Umweltoffiziere kontrollieren Einhaltung der Grenzwerte

"Das ist so eine Balkonkabine." sagt Hansjörg Kunze von AIDA Cruise und zieht eine Schiebetür auf Deck 7 auf. Es ist ihm wichtig zu sagen, dass von den Schiffen nichts ins Meer gehe – kein Plastik, kein Zigarettenstummel, keine Abwässer oder Öle. Dafür stehe der sogenannte Umweltoffizier an Bord ebenso gerade wie dafür, dass das jeweilige Schiff die vorgeschriebenen Emissionsgrenzwerte bei der Treibstoffverbrennung einhält – auf offener See und erst recht im Hafen.
Derweil hört man das Brummen von Motoren und Klimaanlage auch auf dem Sonnendeck in der 9. Etage. Denn die Dieselaggregate unten im Schiffsrumpf werden nicht ausgestellt, sagt Hansjörg Kunze:
"Genau, der Motor ist an und erzeugt für – naja, es ist praktisch schon eine kleine Stadt – den Strom, den wir letztendlich brauchen. Es sind ja nachher wieder mehr als 2000 Gäste an Bord und auch einige hundert Besatzungsmitglieder."
"Also was den Ausstoß aus dem Schornstein angeht, ist jetzt für mich mit bloßem Auge nichts zu erkennen", erwidert die Reporterin: "Kommt trotzdem etwas heraus?"
"Klar", antwortet Hansjörg Kunze: "Es ist ein ganz normaler Verbrennungsmotor, der praktisch mit Marinegasöl – also einem hochwertigen Treibstoff – betrieben wird. Aber ja: Es ist noch ein fossiler Brennstoff, den wir hier benutzen."
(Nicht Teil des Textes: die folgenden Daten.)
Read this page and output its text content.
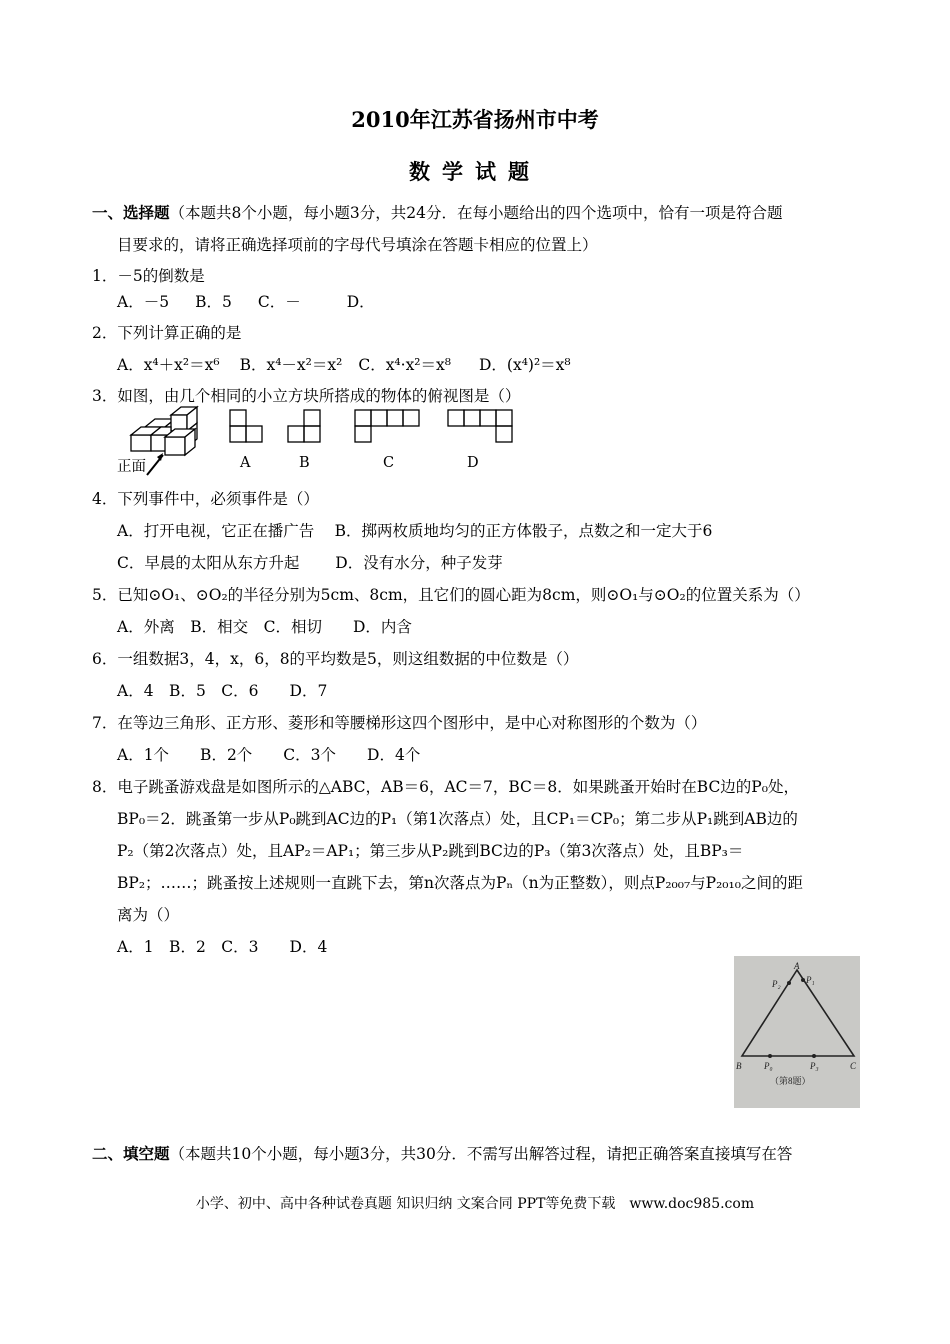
2010年江苏省扬州市中考
数学试题
一、选择题（本题共8个小题，每小题3分，共24分．在每小题给出的四个选项中，恰有一项是符合题
目要求的，请将正确选择项前的字母代号填涂在答题卡相应的位置上）
1．－5的倒数是
A．－5 B．5 C．－	D．
2．下列计算正确的是
A．x⁴＋x²＝x⁶ B．x⁴－x²＝x² C．x⁴·x²＝x⁸ D．(x⁴)²＝x⁸
3．如图，由几个相同的小立方块所搭成的物体的俯视图是（）
正面	A	B	C	D
4．下列事件中，必须事件是（）
A．打开电视，它正在播广告　 B．掷两枚质地均匀的正方体骰子，点数之和一定大于6
C．早晨的太阳从东方升起　　 D．没有水分，种子发芽
5．已知⊙O₁、⊙O₂的半径分别为5cm、8cm，且它们的圆心距为8cm，则⊙O₁与⊙O₂的位置关系为（）
A．外离　B．相交　C．相切　　D．内含
6．一组数据3，4，x，6，8的平均数是5，则这组数据的中位数是（）
A．4　B．5　C．6　　D．7
7．在等边三角形、正方形、菱形和等腰梯形这四个图形中，是中心对称图形的个数为（）
A．1个　　B．2个　　C．3个　　D．4个
8．电子跳蚤游戏盘是如图所示的△ABC，AB＝6，AC＝7，BC＝8．如果跳蚤开始时在BC边的P₀处，
BP₀＝2．跳蚤第一步从P₀跳到AC边的P₁（第1次落点）处，且CP₁＝CP₀；第二步从P₁跳到AB边的
P₂（第2次落点）处，且AP₂＝AP₁；第三步从P₂跳到BC边的P₃（第3次落点）处，且BP₃＝
BP₂；……；跳蚤按上述规则一直跳下去，第n次落点为Pₙ（n为正整数），则点P₂₀₀₇与P₂₀₁₀之间的距
离为（）
A．1　B．2　C．3　　D．4
A
P₂	P₁
B	P₀	P₃	C
（第8题）
二、填空题（本题共10个小题，每小题3分，共30分．不需写出解答过程，请把正确答案直接填写在答
小学、初中、高中各种试卷真题 知识归纳 文案合同 PPT等免费下载　www.doc985.com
Geplante Umstellung der Flotte auf Landstrom und Gasmotoren

Das soll sich ändern und dafür beschreitet AIDA zwei Wege. Die Flotte wird fit gemacht für eine Versorgung mit sogenanntem Landstrom, der in den Häfen bereitgestellt werden muss. In Rostock-Warnemünde soll es nächstes Jahr losgehen. Wichtiger aber noch: "Wir gehen mittelfristig in die Richtung von Flüssigerdgas als emissionsärmsten Treibstoff."
Zwei entsprechend betriebene Schiffe hat AIDA bereits in Betrieb genommen – zuletzt die "Aidanova". Der US-amerikanische Mutterkonzern Carnival hat mittlerweile sieben LNG-Schiffe in Auftrag gegeben, deren Motoren aus Kiel und Rostock kommen und auf der Neptun Werft Warnemünde in einem eigens entworfenen Motorraum samt LNG-Tanks untergebracht werden. Das sei das Modernste, was Kreuzfahrt derzeit technisch anbieten könne, so Kunze:
"Ist manchmal auch nicht ganz einfach technisch, muss man ganz ehrlich sagen. Aber insbesondere mit dem ersten LNG-Kreuzfahrtschiff der Welt können die Motorenhersteller, die Werft und auch wir sehr, sehr zufrieden sein. Das ist der richtige Weg in die Zukunft."
Die Umstellung geht stufenweise voran und braucht Zeit. Die 252 Meter lange AIDAdiva fährt derweil weiter mit leichterem Schiffsdiesel und wird ihre Motoren wie gehabt weiterlaufen lassen. Auch wenn sie das nächste Mal morgen früh zum Passagierwechsel in Rostock-Warnemünde anlegt.